OUTPUT CONDITION
 

Dear all, I am rather new in cfd.i have writen SIMPLE and solve cavity.now i wish to extend my program to solve single input ,multiple outputs in an internal flow box(2D). when i assign pressure at output (which opens to atmospher (zero pressure)), i don't get good results(oscilatory ).

1.is it good to assign velocity at output? 2.is it necessary to assign pressure at outputs while i am assigning velocities? 3.how can i get good solution if i don't want to assign velocities at outputs?

I appreciate all your answers

A.M.Memarzadegan (M.S degree)Sharif University of Technology

Re: OUTPUT CONDITION
 

Dear A.M. Memarzadegan,

For an outlet boundary condtion there is 1 incoming characteristic which means you must ONLY specify 1 thing. When I solve a 2d nozzle I usually specify the pressure because that is what I know. If you know the pressure at the outlet then you have to specify the pressure, you must look elsewhere for the oscilatory behaviour. For example maybe the outlet boundary is too close. Another idea is to say that the average pressure at the outlet is equal to the pressure you specify, this will allow for some flexibility. The last idea is non-reflecting boundary conditions but I am still lost on that one so I can say much about it.

Kind Regards, Kevin

Re: OUTPUT CONDITION
 

Hi Amir,

As a general CFD rule, under no circumstances we are supposed to over-specify boundary conditions. For instance, when you define velocity at the inlet, you should NOT specify velocity at the outlet. Regarding your oscillatory results, I recommend you to go through your code as Kevin suggested. Check out your pressure-correction equation once more.

Former Student of Sharif,

--Farshid

Re: OUTPUT CONDITION
 

Thank you for your consideration,

Actually the outlets are not far enough to let the flow be fully developed and this is the main problem,because the sudden assignment of pressure cause divergence (i remind u i can get solution only for Re<50 (osilatory one)).

1.how can i prescirbed B.C in this situation(where outlets are close)?my professor says to fix velocity at outlets,in other word to assume we have specified suction fans at outlets.

I've checked my equations several times dear Kevin&farshid.

2.Is it true to say that if the code solves Cavity it has no problem? 3.how can i attach picture in this group?

Looking forward to hearing from you Memarzadegan,Amir Mohammad Sharif university

Re: OUTPUT CONDITION
 

Hello Amir,

O.K. so you have checked the equations so that either leaves the grid or the boundary conditions. Which brings us back to your question, So I suggest using the average pressure technique since you can not move the outlet farther down stream.
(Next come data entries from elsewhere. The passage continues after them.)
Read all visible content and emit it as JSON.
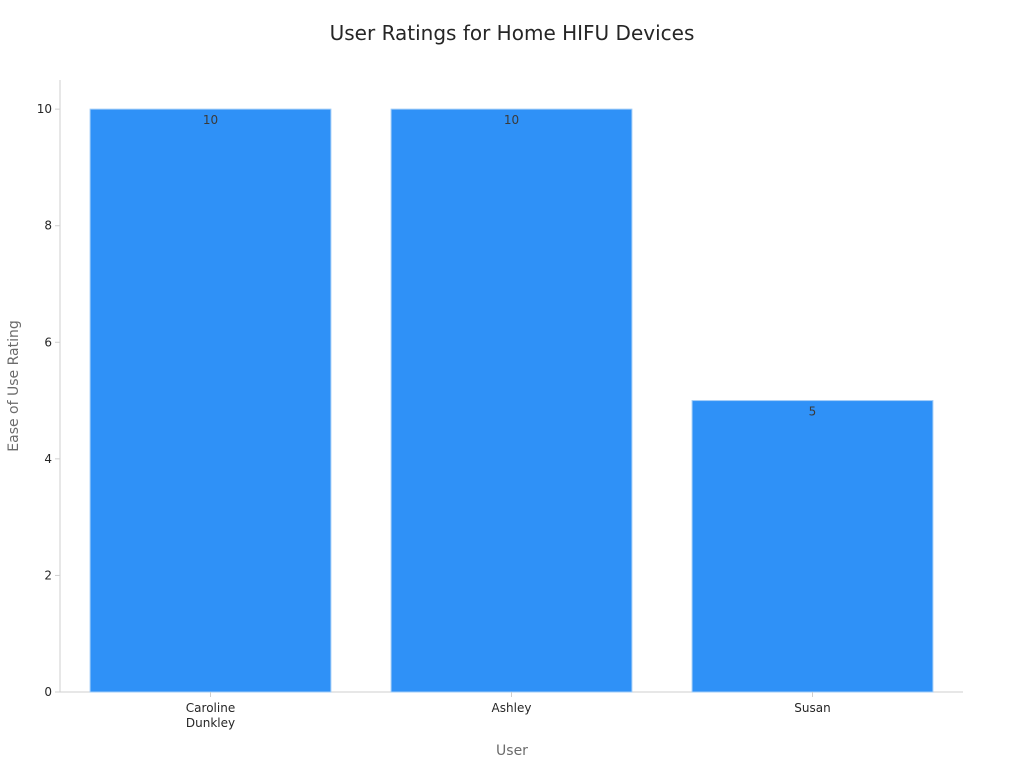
{
  "chart_data": {
    "type": "bar",
    "title": "User Ratings for Home HIFU Devices",
    "xlabel": "User",
    "ylabel": "Ease of Use Rating",
    "categories": [
      [
        "Caroline",
        "Dunkley"
      ],
      [
        "Ashley"
      ],
      [
        "Susan"
      ]
    ],
    "values": [
      10,
      10,
      5
    ],
    "data_labels": [
      "10",
      "10",
      "5"
    ],
    "yticks": [
      0,
      2,
      4,
      6,
      8,
      10
    ],
    "ylim": [
      0,
      10.5
    ],
    "grid": false,
    "legend": "none",
    "colors": {
      "bar_fill": "#2f91f7",
      "bar_edge": "#9fcbf7",
      "axis": "#cfcfcf",
      "title": "#262626",
      "axis_label": "#6b6b6b",
      "tick_label": "#262626",
      "data_label": "#3a3a3a"
    }
  }
}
First calculate the average pressure on the outlet: P_avg = 0. sumdy=0. Do j=1,nj P_avg = P_avg+(P_j*abs(dy_j)) sumdy = sumdy+abs(dy_j) enddo P_avg=P_avg/sumdy

Now caculate the pressure on the outlet

Do j=1,nj P_j_outlet = P_exit/P_avg*P_(j) enddo

P_exit is the value that you specify.

I use this technique when I am solving an airfoil because the wake must pass through the outlet and I don't want to use a large grid (too much time) which would allow the wake to die out and come back to freestream conditions.

About specifying the velocity: it just seems strange because do you specify total velocity(but then how do you get the components) or just the u-component, do you assume the v-component is zero? Keep in mind though I am used to solving problems with nozzles where we apply a back pressure so that is why I am so used to using pressure.

IGNORE THE FIRST ONE
 

Now I know why they have the preview button.

O.K. so you have checked the equations so that either leaves the grid or the boundary conditions. Which brings us back to your question, So I suggest using the average pressure technique since you can not move the outlet farther down stream.

First calculate the average pressure on the outlet:

P_avg = 0.

sumdy=0.

Do j=1,nj

P_avg = P_avg+(P_j*abs(dy_j))

sumdy = sumdy+abs(dy_j)

enddo

P_avg=P_avg/sumdy

------------- Now caculate the pressure on the outlet ----------------------------------------

Do j=1,nj

P_j_outlet = P_exit/P_avg*P_(j)

enddo

P_exit is the value that you specify.

I use this technique when I am solving an airfoil because the wake must pass through the outlet and I don't want to use a large grid (too much time) which would allow the wake to die out and come back to freestream conditions.

About specifying the velocity: it just seems strange because do you specify total velocity(but then how do you get the components) or just the u-component, do you assume the v-component is zero? Keep in mind though I am used to solving problems with nozzles where we apply a back pressure so that is why I am so used to using pressure.